Desde muito jovem ouço todo tipo de ditado popular, porém um que comecei a ouvir com mais frequência que outros era que o tempo é dinheiro. Concordo com a frase, mas parcialmente. O tempo não é um pedaço de papel, muito menos algo tão sólido quanto o aço das moedas. Há muitos anos, esse termo não existia, e no lugar de objetos que possuíam valores fixos, faziam trocas entre objetos que acreditavam ter o mesmo valor que o que almejavam, esta ação era chamada escambo.
Transferir nossos sentimentos aos outros é uma atitude questionável, mas acredito que, pelo menos alguma vez já tentamos preencher um vazio com coisas materiais; seja uma roupa, um celular, etc. Na hora, até pode ter aliviado um pouco, mas logo aquela sensação volta, porque fomos ensinados tanto que devemos ter algo, que esquecemos de ser. Não é sobre ter um diploma ou um título, é sobre exercer o que você faz com amor. Infelizmente, nosso corpo pode até ser um templo, mas não vai ser preenchido com objetos como tal.
Certa noite, voltando para meu apartamento, um jovem me abordou.
Seus cabelos cacheados e escuros combinavam com sua roupa; ele parecia levemente alterado, portanto fingi não ter ouvido. Recém chegado na cidade grande, temia inclusive minha penumbra. Ele não parecia ser muito mais velho que eu, então quando ele me chamou mais uma vez, decidi atendê-lo. Talvez ele só quisesse saber as horas.
— Que estilo da hora, meu! —, comentou, no mais caricato sotaque paulistano. O mais incrível é que eu não vestia nada demais.
— Obrigado. —, agradeci, já voltando a caminhar, e sorrindo de canto.
— Peraí, cara, vamo jogar jan-ken-po! —, o garoto parecia animado, já colocando sua mão em frente da outra. Essa brincadeira também é conhecida como “pedra, papel e tesoura”.
Eu havia achado aquele convite deveras estranho, na verdade, ainda acho, mas ao menos vejo sentido, hoje em dia.
— Pô, cara, nem vai rolar. Tô sem tempo; tenho que ir pra casa. —, tentei desviar do desconhecido. — Além do mais, eu sou azarado. Vou perder. —, continuei, tentando me justificar.

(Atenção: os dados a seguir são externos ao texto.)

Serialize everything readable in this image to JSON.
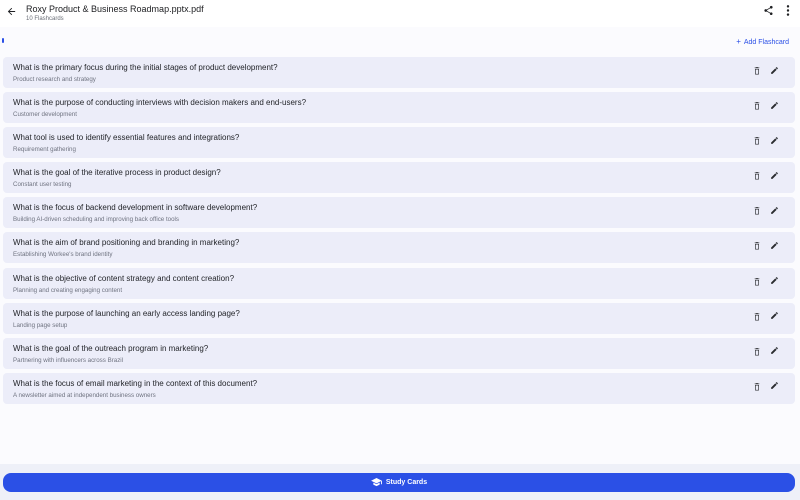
{
  "header": {
    "title": "Roxy Product & Business Roadmap.pptx.pdf",
    "subtitle": "10 Flashcards",
    "back_icon": "arrow-left-icon",
    "share_icon": "share-icon",
    "more_icon": "more-vertical-icon"
  },
  "progress": {
    "value": 0.0
  },
  "add_flashcard": {
    "label": "Add Flashcard",
    "plus": "+"
  },
  "cards": [
    {
      "question": "What is the primary focus during the initial stages of product development?",
      "answer": "Product research and strategy"
    },
    {
      "question": "What is the purpose of conducting interviews with decision makers and end-users?",
      "answer": "Customer development"
    },
    {
      "question": "What tool is used to identify essential features and integrations?",
      "answer": "Requirement gathering"
    },
    {
      "question": "What is the goal of the iterative process in product design?",
      "answer": "Constant user testing"
    },
    {
      "question": "What is the focus of backend development in software development?",
      "answer": "Building AI-driven scheduling and improving back office tools"
    },
    {
      "question": "What is the aim of brand positioning and branding in marketing?",
      "answer": "Establishing Workee's brand identity"
    },
    {
      "question": "What is the objective of content strategy and content creation?",
      "answer": "Planning and creating engaging content"
    },
    {
      "question": "What is the purpose of launching an early access landing page?",
      "answer": "Landing page setup"
    },
    {
      "question": "What is the goal of the outreach program in marketing?",
      "answer": "Partnering with influencers across Brazil"
    },
    {
      "question": "What is the focus of email marketing in the context of this document?",
      "answer": "A newsletter aimed at independent business owners"
    }
  ],
  "footer": {
    "study_label": "Study Cards",
    "study_icon": "graduation-cap-icon"
  },
  "colors": {
    "accent": "#2b50e6",
    "card_bg": "#ecedf9",
    "page_bg": "#fbfbfe"
  }
}
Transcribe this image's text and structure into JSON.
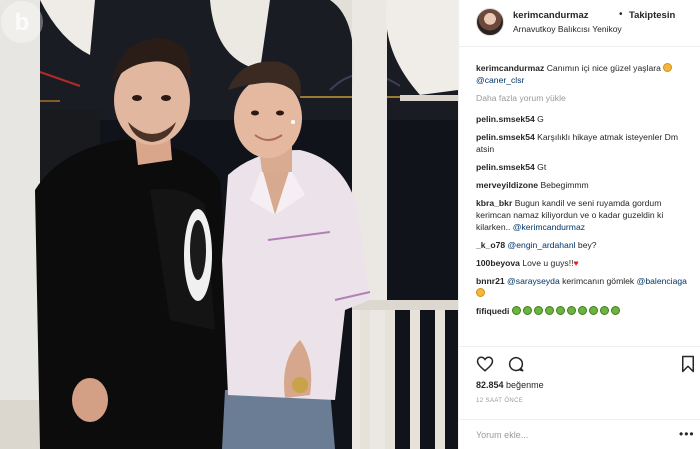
{
  "post": {
    "username": "kerimcandurmaz",
    "separator": "•",
    "follow_status": "Takiptesin",
    "location": "Arnavutkoy Balıkcısı Yenikoy"
  },
  "caption": {
    "username": "kerimcandurmaz",
    "text": "Canımın içi nice güzel yaşlara",
    "mention": "@caner_clsr"
  },
  "load_more": "Daha fazla yorum yükle",
  "comments": [
    {
      "user": "pelin.smsek54",
      "text": "G",
      "mention": ""
    },
    {
      "user": "pelin.smsek54",
      "text": "Karşılıklı hikaye atmak isteyenler Dm atsin",
      "mention": ""
    },
    {
      "user": "pelin.smsek54",
      "text": "Gt",
      "mention": ""
    },
    {
      "user": "merveyildizone",
      "text": "Bebegimmm",
      "mention": ""
    },
    {
      "user": "kbra_bkr",
      "text": "Bugun kandil ve seni ruyamda gordum kerimcan namaz kiliyordun ve o kadar guzeldin ki kilarken..",
      "mention": "@kerimcandurmaz"
    },
    {
      "user": "_k_o78",
      "text": "bey?",
      "mention": "@engin_ardahanl"
    },
    {
      "user": "100beyova",
      "text": "Love u guys!!",
      "mention": ""
    },
    {
      "user": "bnnr21",
      "text": "kerimcanın gömlek",
      "mention": "@sarayseyda",
      "mention2": "@balenciaga"
    },
    {
      "user": "fifiquedi",
      "text": "",
      "mention": ""
    }
  ],
  "actions": {
    "like_icon": "heart-outline-icon",
    "comment_icon": "comment-bubble-icon",
    "save_icon": "bookmark-icon"
  },
  "likes": {
    "count": "82.854",
    "label": "beğenme"
  },
  "time_ago": "12 SAAT ÖNCE",
  "add_comment": {
    "placeholder": "Yorum ekle..."
  },
  "colors": {
    "text": "#262626",
    "secondary": "#999999",
    "mention": "#003569",
    "border": "#efefef"
  }
}
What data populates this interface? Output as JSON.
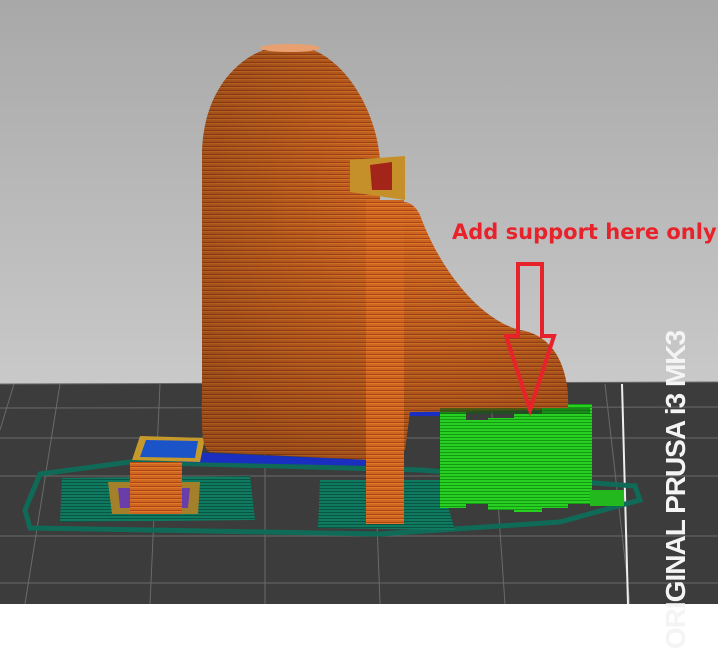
{
  "annotation": {
    "text": "Add support here only",
    "color": "#e8222a"
  },
  "bed": {
    "label": "ORIGINAL PRUSA i3 MK3",
    "color": "#3c3c3c"
  },
  "colors": {
    "background_top": "#a9a9a9",
    "background_bottom": "#c9c9c9",
    "perimeter": "#d2651f",
    "support": "#22c81e",
    "skirt": "#0f6b57",
    "wipe": "#1a2fc0"
  }
}
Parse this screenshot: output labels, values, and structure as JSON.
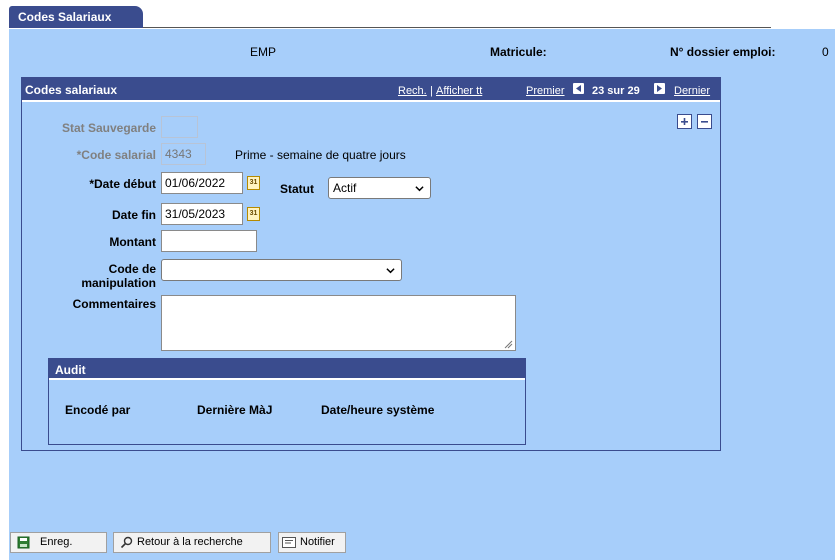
{
  "tab": {
    "label": "Codes Salariaux"
  },
  "header": {
    "emp_label": "EMP",
    "matricule_label": "Matricule:",
    "dossier_label": "N° dossier emploi:",
    "dossier_value": "0"
  },
  "panel": {
    "title": "Codes salariaux",
    "nav": {
      "rech": "Rech.",
      "sep": "|",
      "afficher": "Afficher tt",
      "premier": "Premier",
      "count": "23 sur 29",
      "dernier": "Dernier"
    },
    "form": {
      "stat_label": "Stat Sauvegarde",
      "stat_value": "",
      "code_label": "*Code salarial",
      "code_value": "4343",
      "code_desc": "Prime - semaine de quatre jours",
      "date_debut_label": "*Date début",
      "date_debut_value": "01/06/2022",
      "statut_label": "Statut",
      "statut_value": "Actif",
      "date_fin_label": "Date fin",
      "date_fin_value": "31/05/2023",
      "montant_label": "Montant",
      "montant_value": "",
      "code_manip_label_1": "Code de",
      "code_manip_label_2": "manipulation",
      "code_manip_value": "",
      "commentaires_label": "Commentaires",
      "commentaires_value": ""
    },
    "audit": {
      "title": "Audit",
      "col1": "Encodé par",
      "col2": "Dernière MàJ",
      "col3": "Date/heure système"
    }
  },
  "buttons": {
    "save": "Enreg.",
    "return": "Retour à la recherche",
    "notify": "Notifier"
  },
  "colors": {
    "page_bg": "#a7cefa",
    "header_blue": "#3a4c8e"
  }
}
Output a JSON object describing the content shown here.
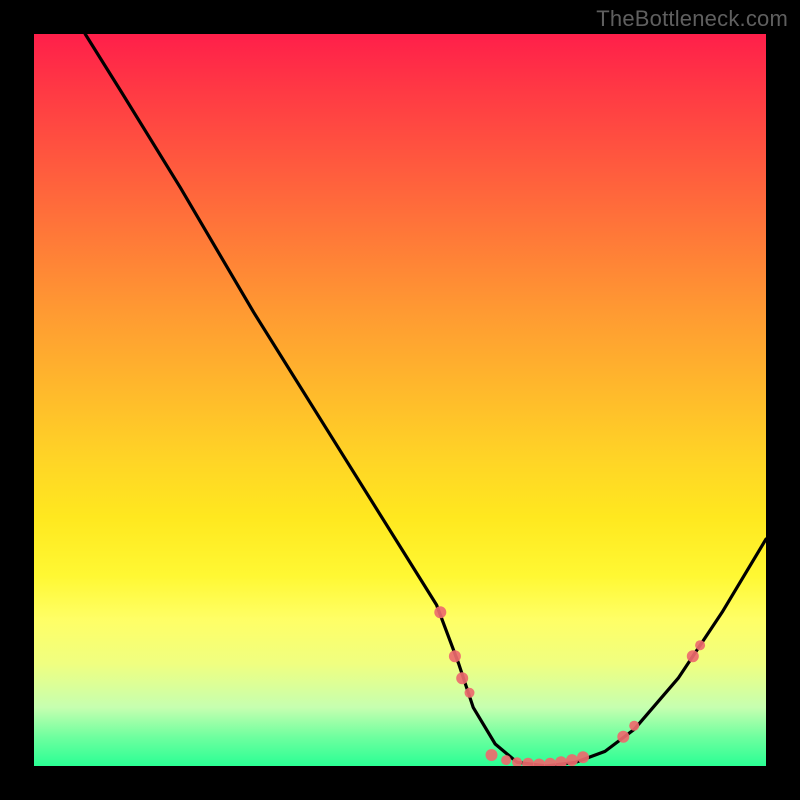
{
  "watermark": "TheBottleneck.com",
  "chart_data": {
    "type": "line",
    "title": "",
    "xlabel": "",
    "ylabel": "",
    "xlim": [
      0,
      100
    ],
    "ylim": [
      0,
      100
    ],
    "series": [
      {
        "name": "curve",
        "x": [
          7,
          12,
          20,
          30,
          40,
          50,
          55,
          58,
          60,
          63,
          66,
          70,
          74,
          78,
          82,
          88,
          94,
          100
        ],
        "values": [
          100,
          92,
          79,
          62,
          46,
          30,
          22,
          14,
          8,
          3,
          0.5,
          0,
          0.5,
          2,
          5,
          12,
          21,
          31
        ]
      }
    ],
    "markers": [
      {
        "x": 55.5,
        "y": 21,
        "r": 6
      },
      {
        "x": 57.5,
        "y": 15,
        "r": 6
      },
      {
        "x": 58.5,
        "y": 12,
        "r": 6
      },
      {
        "x": 59.5,
        "y": 10,
        "r": 5
      },
      {
        "x": 62.5,
        "y": 1.5,
        "r": 6
      },
      {
        "x": 64.5,
        "y": 0.8,
        "r": 5
      },
      {
        "x": 66,
        "y": 0.5,
        "r": 5
      },
      {
        "x": 67.5,
        "y": 0.3,
        "r": 6
      },
      {
        "x": 69,
        "y": 0.2,
        "r": 6
      },
      {
        "x": 70.5,
        "y": 0.3,
        "r": 6
      },
      {
        "x": 72,
        "y": 0.5,
        "r": 6
      },
      {
        "x": 73.5,
        "y": 0.8,
        "r": 6
      },
      {
        "x": 75,
        "y": 1.2,
        "r": 6
      },
      {
        "x": 80.5,
        "y": 4,
        "r": 6
      },
      {
        "x": 82,
        "y": 5.5,
        "r": 5
      },
      {
        "x": 90,
        "y": 15,
        "r": 6
      },
      {
        "x": 91,
        "y": 16.5,
        "r": 5
      }
    ],
    "gradient_stops": [
      {
        "pos": 0,
        "color": "#ff1f4a"
      },
      {
        "pos": 50,
        "color": "#ffc828"
      },
      {
        "pos": 80,
        "color": "#ffff66"
      },
      {
        "pos": 100,
        "color": "#2aff94"
      }
    ]
  }
}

— Sabe, às vezes, o azar é uma coisa boa! Jan-ken-po! —, o garoto ignorou minhas esquivas e foi direto ao ponto, fazendo os movimentos. Como ele já havia começado a jogar, decidi que alguns segundos não fariam diferença, e devolvi. Ele ganhou a primeira rodada.
— Eu avisei, tenho azar. —, ri e ele balançou a cabeça em negação.
— Nada disso, ainda tem mais rodadas.
Na segunda, eu acabei ganhando e ele sorriu para mim.
— Agora a gente tem que desempatar!
— Haha, sim! —, honestamente, eu fiquei animado com aquela rodada.
— Jan-ken-po! —, ele disse, pela última vez, a qual eu ganhei novamente. — Viu? Você ganhou! Se isso é ser azarado, já pensou se tivesse sorte? —, o anônimo sorriu mais uma vez e me puxou para perto, dando um aperto de mão.
Por algum motivo, eu fiquei feliz com o resultado inesperado daquela interação que eu queria ter evitado.
— Agora eu te libero! Pode ir, boa noite!
— Boa noite.
Nos despedimos, e apesar da calçada do prédio ter vários comércios bem frequentados por jovens, nunca mais vi aquele menino, mas sei que jamais vou esquecê-lo, e agora eternizá-lo em um texto, para que outras pessoas também o conheçam.
Mas por que eu vim relatar isso tudo para vocês? Me perguntam.
Basicamente, o tempo não é palpável. Ele pode ser sentido e visto, como os ponteiros dos relógios ou nas rugas que vemos aparecer, aos poucos, em nosso rosto, mas não podemos pará-lo ou retornar à momentos que já passaram. O acaso é inevitável, e tentar evitá-lo é, sim, perda de tempo. Podemos fazer cronogramas, mas o tempo sempre vai se encarregar de dizer para onde ir e o quê fazer.
Eu não sei o que teria acontecido se eu tivesse simplesmente ignorado o garoto, mas certamente foi um momento divertido onde dei meu tempo em troca de uma experiência que jamais saberei explicar o que motivou ele a fazer o que fez, e essa é a graça da vida.
Não somos apenas a nossa casca, mas os lugares que frequentamos, as pessoas que conhecemos; uma constante inconstância, que jamais permanecem as mesmas. O hoje é o ontem de amanhã. A experiência, o momento que compartilhamos com os outros, esse sim é o dinheiro, ou melhor dizendo, o escambo.